Blue Marble Geographics will be demonstrating new features and enhancements added to the Geographic Calculator v7.0 application during the upcoming 2007 GITA for Oil & Gas Conference in Houston, TX. The demonstration will take place during a Solution Spotlight, on Tuesday, September 25th from 8:50-9:20 a.m. Come and learn why Blue Marble’s coordinate conversion technology is used worldwide by thousands of GIS analysts at software companies, universities, oil and gas companies, civil engineering, surveying, technology, enterprise GIS groups, government and military organizations.
Calculator 7.0 introduces a suite of new enterprise collaboration tools for basic to advanced geodetic transformation. The software uses a new workspace model that gives users the ability save transformation jobs and projects. Administrators now have the ability to define workspaces by locking down access to the coordinate system definitions partially or in full, depending on the users or jobs at their organization.

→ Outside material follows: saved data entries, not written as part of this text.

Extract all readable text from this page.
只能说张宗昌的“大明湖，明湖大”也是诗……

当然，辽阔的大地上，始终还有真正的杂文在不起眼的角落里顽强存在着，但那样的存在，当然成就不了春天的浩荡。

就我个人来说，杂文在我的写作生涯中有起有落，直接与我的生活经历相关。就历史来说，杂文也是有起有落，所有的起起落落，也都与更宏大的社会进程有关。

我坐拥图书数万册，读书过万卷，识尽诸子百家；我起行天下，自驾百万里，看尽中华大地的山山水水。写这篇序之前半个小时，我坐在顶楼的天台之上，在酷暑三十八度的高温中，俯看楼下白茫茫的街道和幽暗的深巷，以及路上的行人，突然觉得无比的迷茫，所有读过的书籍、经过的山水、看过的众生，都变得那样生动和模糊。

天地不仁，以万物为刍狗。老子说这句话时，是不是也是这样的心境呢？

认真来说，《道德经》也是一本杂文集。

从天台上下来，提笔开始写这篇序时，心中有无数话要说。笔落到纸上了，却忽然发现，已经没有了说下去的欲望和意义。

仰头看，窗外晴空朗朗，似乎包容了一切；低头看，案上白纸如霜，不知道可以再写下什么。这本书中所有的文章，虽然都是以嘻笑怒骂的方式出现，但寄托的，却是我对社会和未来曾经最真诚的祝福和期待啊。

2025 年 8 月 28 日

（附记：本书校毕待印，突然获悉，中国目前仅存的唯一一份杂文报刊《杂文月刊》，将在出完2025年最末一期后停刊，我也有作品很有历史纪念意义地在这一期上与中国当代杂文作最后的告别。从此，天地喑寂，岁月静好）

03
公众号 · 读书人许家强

Users can be restricted access to the datasource via a new password protect feature. These same tools can be used to set up projects for basic users, limiting their choice in transformation models so that the administrator is certain the right datum or datum shift is being used. Custom defined definitions can also be better managed; the user can submit their custom definitions back to the administrator for approval.
This major new release also leverages the power of GeoCalc 6.3’s XML based datasource. This is the most comprehensive, powerful coordinate system library available today, with direct definition matches for all the major GIS software solutions currently available, including ArcGIS, MapInfo, and Autodesk. Other new features include an interface to the OGP’s EPSG Web Feature Service, which gives the user the ability to directly update definitions from the EPSG. Also included is an extension to ArcGIS, allowing the user to work within Arc with Blue Marble tools. Finally, users may work directly with point data stored in ODBC Oracle, MySQL, Sql Server, PostGres, and MS Access.